Waiting for a Promotion…

Mood Palette
ILLUMINATION
Published in
2 min readAug 17, 2024

Soon, the list of promotions will be released. I’ve been anticipating this moment, but there’s a tiny voice in my head wondering how I’ll react if I don’t get it.

Photo by Jonathan Cosens Photography on Unsplash

Honestly? I feel like I’ve earned this promotion more than some of the others competing for the same role. I’ve put in late nights, skipped parties, and given my all without really worrying about the promotion — until a few days ago.

I worked this hard because I fear disappointing people, which drives me to put in extra hours, ensuring that the tasks assigned to me are completed on time. I didn’t take unnecessary sick leaves and never hesitated to take on challenges.

I know I should have a work-life balance, and I try to maintain a good life outside of work. But… I still put in more effort than needed. Sometimes, maybe because I am a woman among so many men, I fear that if I don’t work hard, my accomplishments will be undermined.
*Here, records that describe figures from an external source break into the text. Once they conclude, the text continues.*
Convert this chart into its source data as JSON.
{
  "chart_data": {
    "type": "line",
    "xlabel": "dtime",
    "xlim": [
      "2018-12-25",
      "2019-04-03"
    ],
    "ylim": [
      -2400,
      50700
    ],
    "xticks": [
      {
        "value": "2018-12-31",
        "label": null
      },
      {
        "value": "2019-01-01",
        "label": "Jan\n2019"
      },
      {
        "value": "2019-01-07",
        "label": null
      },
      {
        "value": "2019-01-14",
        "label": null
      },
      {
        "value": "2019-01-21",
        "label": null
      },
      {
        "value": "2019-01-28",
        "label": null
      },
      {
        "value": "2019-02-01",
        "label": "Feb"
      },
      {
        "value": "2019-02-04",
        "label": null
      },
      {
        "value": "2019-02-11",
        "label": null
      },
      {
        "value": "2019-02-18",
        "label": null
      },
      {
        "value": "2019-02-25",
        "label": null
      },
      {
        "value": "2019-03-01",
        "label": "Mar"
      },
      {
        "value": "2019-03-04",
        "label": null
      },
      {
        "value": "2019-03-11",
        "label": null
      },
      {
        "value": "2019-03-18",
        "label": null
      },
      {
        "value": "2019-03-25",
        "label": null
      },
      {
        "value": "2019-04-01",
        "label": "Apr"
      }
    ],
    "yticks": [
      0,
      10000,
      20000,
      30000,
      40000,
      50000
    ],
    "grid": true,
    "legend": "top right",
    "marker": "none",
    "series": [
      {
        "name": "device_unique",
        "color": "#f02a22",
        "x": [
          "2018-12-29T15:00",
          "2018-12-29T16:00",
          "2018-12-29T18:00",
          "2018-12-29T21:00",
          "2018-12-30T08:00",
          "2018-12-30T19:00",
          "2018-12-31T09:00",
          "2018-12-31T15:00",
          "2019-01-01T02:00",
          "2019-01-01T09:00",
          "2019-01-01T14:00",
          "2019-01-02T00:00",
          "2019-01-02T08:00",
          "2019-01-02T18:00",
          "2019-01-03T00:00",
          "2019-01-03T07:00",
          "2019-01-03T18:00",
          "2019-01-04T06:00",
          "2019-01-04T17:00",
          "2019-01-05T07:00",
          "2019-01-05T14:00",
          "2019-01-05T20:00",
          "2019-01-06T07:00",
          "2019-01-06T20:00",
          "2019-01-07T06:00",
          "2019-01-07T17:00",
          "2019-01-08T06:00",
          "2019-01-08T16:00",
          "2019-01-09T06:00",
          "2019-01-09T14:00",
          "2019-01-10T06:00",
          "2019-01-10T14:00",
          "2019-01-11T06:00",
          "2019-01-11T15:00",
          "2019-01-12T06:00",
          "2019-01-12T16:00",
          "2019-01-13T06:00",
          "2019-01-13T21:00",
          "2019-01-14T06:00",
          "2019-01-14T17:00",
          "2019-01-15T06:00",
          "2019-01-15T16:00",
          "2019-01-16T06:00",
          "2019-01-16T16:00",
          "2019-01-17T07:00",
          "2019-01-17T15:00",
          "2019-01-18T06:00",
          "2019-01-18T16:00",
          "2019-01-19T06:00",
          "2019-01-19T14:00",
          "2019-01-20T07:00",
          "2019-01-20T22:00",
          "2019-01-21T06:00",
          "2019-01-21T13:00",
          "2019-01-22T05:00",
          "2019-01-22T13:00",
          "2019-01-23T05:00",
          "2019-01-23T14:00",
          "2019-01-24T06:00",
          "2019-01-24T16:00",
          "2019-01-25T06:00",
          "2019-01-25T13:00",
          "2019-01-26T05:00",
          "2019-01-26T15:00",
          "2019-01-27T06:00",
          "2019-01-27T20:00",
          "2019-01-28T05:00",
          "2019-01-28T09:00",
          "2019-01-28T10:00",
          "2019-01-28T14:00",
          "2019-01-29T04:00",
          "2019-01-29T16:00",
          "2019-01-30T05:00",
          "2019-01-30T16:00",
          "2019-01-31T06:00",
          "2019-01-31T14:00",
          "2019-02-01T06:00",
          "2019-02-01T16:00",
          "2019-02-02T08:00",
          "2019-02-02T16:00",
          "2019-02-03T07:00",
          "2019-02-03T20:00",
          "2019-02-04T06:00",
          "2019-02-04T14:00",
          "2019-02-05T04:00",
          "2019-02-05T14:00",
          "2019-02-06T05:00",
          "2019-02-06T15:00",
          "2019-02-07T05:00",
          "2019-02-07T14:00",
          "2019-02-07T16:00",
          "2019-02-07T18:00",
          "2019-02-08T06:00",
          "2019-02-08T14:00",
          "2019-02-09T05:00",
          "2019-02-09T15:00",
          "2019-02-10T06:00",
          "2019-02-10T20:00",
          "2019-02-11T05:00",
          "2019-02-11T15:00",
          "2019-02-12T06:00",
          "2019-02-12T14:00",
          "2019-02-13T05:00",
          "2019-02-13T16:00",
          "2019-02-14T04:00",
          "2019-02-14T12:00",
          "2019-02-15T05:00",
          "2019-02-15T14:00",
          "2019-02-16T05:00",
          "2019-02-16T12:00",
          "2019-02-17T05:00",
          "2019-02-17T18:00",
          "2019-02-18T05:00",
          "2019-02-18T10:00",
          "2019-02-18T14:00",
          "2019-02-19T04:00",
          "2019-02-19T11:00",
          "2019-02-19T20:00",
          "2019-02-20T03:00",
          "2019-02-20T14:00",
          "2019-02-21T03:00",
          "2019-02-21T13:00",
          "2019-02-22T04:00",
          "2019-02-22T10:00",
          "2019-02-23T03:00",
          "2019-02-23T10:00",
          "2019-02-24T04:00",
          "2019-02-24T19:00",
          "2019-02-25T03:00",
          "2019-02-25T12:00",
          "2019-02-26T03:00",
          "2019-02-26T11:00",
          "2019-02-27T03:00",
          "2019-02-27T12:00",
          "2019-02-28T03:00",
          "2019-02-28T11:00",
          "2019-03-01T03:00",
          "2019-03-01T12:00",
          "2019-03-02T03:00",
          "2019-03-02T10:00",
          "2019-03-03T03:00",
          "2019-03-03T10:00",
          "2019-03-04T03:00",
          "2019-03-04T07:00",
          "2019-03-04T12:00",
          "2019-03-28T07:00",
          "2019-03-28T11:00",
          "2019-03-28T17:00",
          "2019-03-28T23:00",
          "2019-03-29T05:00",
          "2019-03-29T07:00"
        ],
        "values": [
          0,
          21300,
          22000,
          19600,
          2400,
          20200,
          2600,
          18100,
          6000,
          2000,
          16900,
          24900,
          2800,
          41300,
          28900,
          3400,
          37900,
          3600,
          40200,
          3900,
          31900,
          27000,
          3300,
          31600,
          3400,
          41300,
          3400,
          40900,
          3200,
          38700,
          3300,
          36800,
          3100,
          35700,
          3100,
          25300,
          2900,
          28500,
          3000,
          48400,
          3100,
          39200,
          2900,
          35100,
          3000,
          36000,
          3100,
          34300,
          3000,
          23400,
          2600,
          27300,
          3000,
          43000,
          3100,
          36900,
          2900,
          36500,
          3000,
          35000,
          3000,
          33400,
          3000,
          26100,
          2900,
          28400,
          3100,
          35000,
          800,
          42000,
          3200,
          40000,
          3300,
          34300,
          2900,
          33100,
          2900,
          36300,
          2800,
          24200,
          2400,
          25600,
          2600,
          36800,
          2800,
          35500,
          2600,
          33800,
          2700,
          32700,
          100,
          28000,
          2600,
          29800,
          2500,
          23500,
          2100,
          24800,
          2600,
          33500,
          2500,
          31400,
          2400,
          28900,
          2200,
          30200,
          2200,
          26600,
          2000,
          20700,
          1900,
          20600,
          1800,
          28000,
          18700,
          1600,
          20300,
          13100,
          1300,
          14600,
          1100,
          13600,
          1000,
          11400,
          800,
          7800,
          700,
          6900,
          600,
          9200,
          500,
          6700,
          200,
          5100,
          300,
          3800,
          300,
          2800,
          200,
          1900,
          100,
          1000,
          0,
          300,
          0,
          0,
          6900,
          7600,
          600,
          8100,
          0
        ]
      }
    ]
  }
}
I’ve seen this happen before — the whispers and unfair judgments. “She only got promoted because she’s a girl,” they said as if her hard work and dedication meant nothing. Hearing those dismissive comments pushed me to put in even more hours, to prove beyond a doubt that my accomplishments stand on their own.

Now, if I don’t get this promotion, I know I’ll be disappointed. Maybe I’ll judge those who do get it and find reasons why they shouldn’t have. My pettiness will try to protect my emotions, and I just hope I can overcome it without judging myself.

For now, I’m choosing to focus on what I’ve accomplished, letting go of what I can’t control, and trusting that I’ve done my best.